Как только я становился его свидетелем, оно расстраивало и меня. От чего, разумеется, им легче не становилось. Наконец я понял: лучшее, что я могу для них сделать, — это просто изложить факты о смерти их родственника, ответив на все имеющиеся вопросы. За годы работы я встретился с сотнями, если не с тысячами таких семей, и все они были разными, и их горе принимало разные формы.
Я не встречался с семьей мистера Каннингтона. Имеющаяся в моем распоряжении информация ограничивалась показаниями, медицинскими записями и телом мистера Каннингтона. У меня сложилось впечатление, что мистер Каннингтон обладал очень сильным характером и его сыновья и дочери с детства воспринимали его неуязвимым. Возможно, порой это приводило к неуместному возмущению.
Возможно, все действия семьи действительно были вызваны их любовью и заботой, как они заявляли, а может, и нет. Они определенно сражались за каждую дополнительную секунду его жизни, хоть, вероятно, это и были секунды, полные боли. Вот почему это дело показалось мне неприятным. Я никак не мог избавиться от зародившегося подозрения, что, быть может, во всем этом заботливом поведении на самом деле была скрыта некоторая жестокость. Они почти наверняка только продлили страдания отца. Может, в глубине души они этого и хотели?
Я снова перечитал медицинские записи. В комментариях врачей и медсестер и контактных данных родственников я обнаружил информацию о некой женщине, присутствовавшей в его палате. Было даже указано ее имя. Затем, однако, она попросту исчезла из общей картины — о ней никто не упоминал и уж точно не сын. Указывало ли это на случившееся прежде какое-то разделение семьи, а также, возможно, некую борьбу за право распоряжаться судьбой умирающего старика — родные с самого начала просили перевезти его в другой конец страны? Может быть, они хотели забрать его как можно дальше от этой женщины. Из-за чего бы ни была развязана эта война, очевидно, женщина быстро ее проиграла.
Кроме того, мне кажется важным факт, что больнице изначально пришлось звонить им, чтобы сообщить, что мистера Каннингтона госпитализировали в плохом состоянии. Я кое-что заметил. Очевидно, заметил это и персонал больницы: после полученного уведомления никто не навещал его две недели, потом дети приезжали два выходных подряд, в одни из которых у отца был день рождения. Их предупредили о вероятной скорой смерти отца через месяц после его поступления, и только тогда они начали круглосуточно дежурить у его постели и пререкаться с врачами.
Я помню, как мы с братом и сестрой поддерживали связь с отцом в последние годы его болезни. Никто из нас не был в восторге от мачехи, но мы были рады, что у него есть эти отношения. Ее присутствие не мешало мне, поскольку я жил ближе всех, иногда вставать в четыре утра, чтобы съездить из Лондона туда и обратно в Девон, если возникали какие-то причины для беспокойства. Мы все постоянно ему звонили и проявляли живой и заботливый интерес к его здоровью.

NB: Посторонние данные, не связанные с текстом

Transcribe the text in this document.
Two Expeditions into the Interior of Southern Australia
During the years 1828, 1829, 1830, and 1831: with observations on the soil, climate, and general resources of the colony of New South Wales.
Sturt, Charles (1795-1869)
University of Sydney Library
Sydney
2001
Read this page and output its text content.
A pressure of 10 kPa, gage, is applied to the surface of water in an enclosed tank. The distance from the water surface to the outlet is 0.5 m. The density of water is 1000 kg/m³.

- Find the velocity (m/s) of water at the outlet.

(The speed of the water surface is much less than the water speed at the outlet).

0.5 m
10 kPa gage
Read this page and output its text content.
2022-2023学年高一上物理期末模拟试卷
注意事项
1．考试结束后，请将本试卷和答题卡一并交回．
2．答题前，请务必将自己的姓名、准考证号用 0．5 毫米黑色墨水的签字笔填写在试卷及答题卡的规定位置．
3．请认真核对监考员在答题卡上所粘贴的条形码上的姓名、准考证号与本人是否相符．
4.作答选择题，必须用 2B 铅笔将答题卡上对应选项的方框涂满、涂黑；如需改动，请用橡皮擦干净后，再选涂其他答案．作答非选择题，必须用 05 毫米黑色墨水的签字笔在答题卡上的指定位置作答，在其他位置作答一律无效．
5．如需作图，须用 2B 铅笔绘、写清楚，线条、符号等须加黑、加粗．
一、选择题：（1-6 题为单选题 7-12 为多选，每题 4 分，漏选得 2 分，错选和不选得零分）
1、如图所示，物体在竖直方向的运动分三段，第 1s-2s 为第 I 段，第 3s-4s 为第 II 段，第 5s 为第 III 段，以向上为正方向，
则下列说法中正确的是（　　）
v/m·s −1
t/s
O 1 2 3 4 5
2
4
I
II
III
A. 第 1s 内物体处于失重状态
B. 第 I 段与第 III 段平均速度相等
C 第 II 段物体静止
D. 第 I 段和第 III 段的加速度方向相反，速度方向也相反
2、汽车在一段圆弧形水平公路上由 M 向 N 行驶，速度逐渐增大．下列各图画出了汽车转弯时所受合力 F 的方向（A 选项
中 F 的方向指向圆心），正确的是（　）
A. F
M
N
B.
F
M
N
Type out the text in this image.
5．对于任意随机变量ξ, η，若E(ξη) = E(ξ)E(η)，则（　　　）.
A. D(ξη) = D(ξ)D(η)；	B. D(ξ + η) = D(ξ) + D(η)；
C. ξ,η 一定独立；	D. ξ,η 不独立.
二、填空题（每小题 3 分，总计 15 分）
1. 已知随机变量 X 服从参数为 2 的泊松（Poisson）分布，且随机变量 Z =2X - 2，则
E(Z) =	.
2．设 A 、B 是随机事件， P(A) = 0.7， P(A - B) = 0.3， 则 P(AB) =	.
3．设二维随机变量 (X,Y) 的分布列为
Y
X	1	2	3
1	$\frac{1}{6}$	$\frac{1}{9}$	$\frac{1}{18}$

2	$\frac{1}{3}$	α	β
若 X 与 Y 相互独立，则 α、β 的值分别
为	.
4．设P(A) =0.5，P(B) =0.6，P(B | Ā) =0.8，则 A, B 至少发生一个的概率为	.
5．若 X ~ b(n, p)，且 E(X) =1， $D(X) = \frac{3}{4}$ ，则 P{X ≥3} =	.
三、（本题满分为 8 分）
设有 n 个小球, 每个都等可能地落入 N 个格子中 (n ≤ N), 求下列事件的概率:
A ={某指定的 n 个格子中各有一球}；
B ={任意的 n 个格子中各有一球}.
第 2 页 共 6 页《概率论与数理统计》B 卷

В нас нет ничего особенного, но я даже представить себе не могу, чтобы мы узнали о госпитализации своего отца только после звонка из больницы. Как и не могу представить, чтобы хотя бы один из нас — а скорее всего, все трое — не примчались бы тут же к нему в больницу. Или чтобы мы настаивали на искусственном продлении жизни, когда он будет явно при смерти. Или чтобы мы незадолго до смерти перевезли его за двести миль, заявив больнице и хоспису, что он непременно должен умереть у нас дома и больше нигде.
Я стараюсь не судить о других по себе и с моей стороны, наверное, несправедливо с подозрением относиться к чувствам детей к умирающему отцу. Между тем факты остаются фактами. Мистер Каннингтон был при смерти. Он лежал в полубессознательном состоянии, беспомощный и неподвижный, пока вокруг него кипели страсти. Хоть я и не думаю, что это могло как-то изменить время его смерти, такой смерти я не желаю никому.
В последнее время наше понимание того, какой должна быть «хорошая» смерть, было поставлено под сомнение в связи с пандемией COVID-19. Нельзя считать, что люди, скончавшиеся в реанимации, умерли «плохой» смертью: когда их час настал, они находились в заботливых руках, подключенные к аппарату искусственной вентиляции легких, и спали под действием седативных препаратов. В конце концов, однажды каждому из нас суждено пройти этот путь в одиночку, независимо от того, кто будет сидеть у нашей кровати. Между тем родственникам этих пациентов пришлось нелегко — равно как и ухаживавшему за ними медицинскому персоналу, многие из которых прилагали сверхчеловеческие усилия, чтобы передавать информацию о состоянии пациентов обеспокоенным близким, которых не пускали в больницу.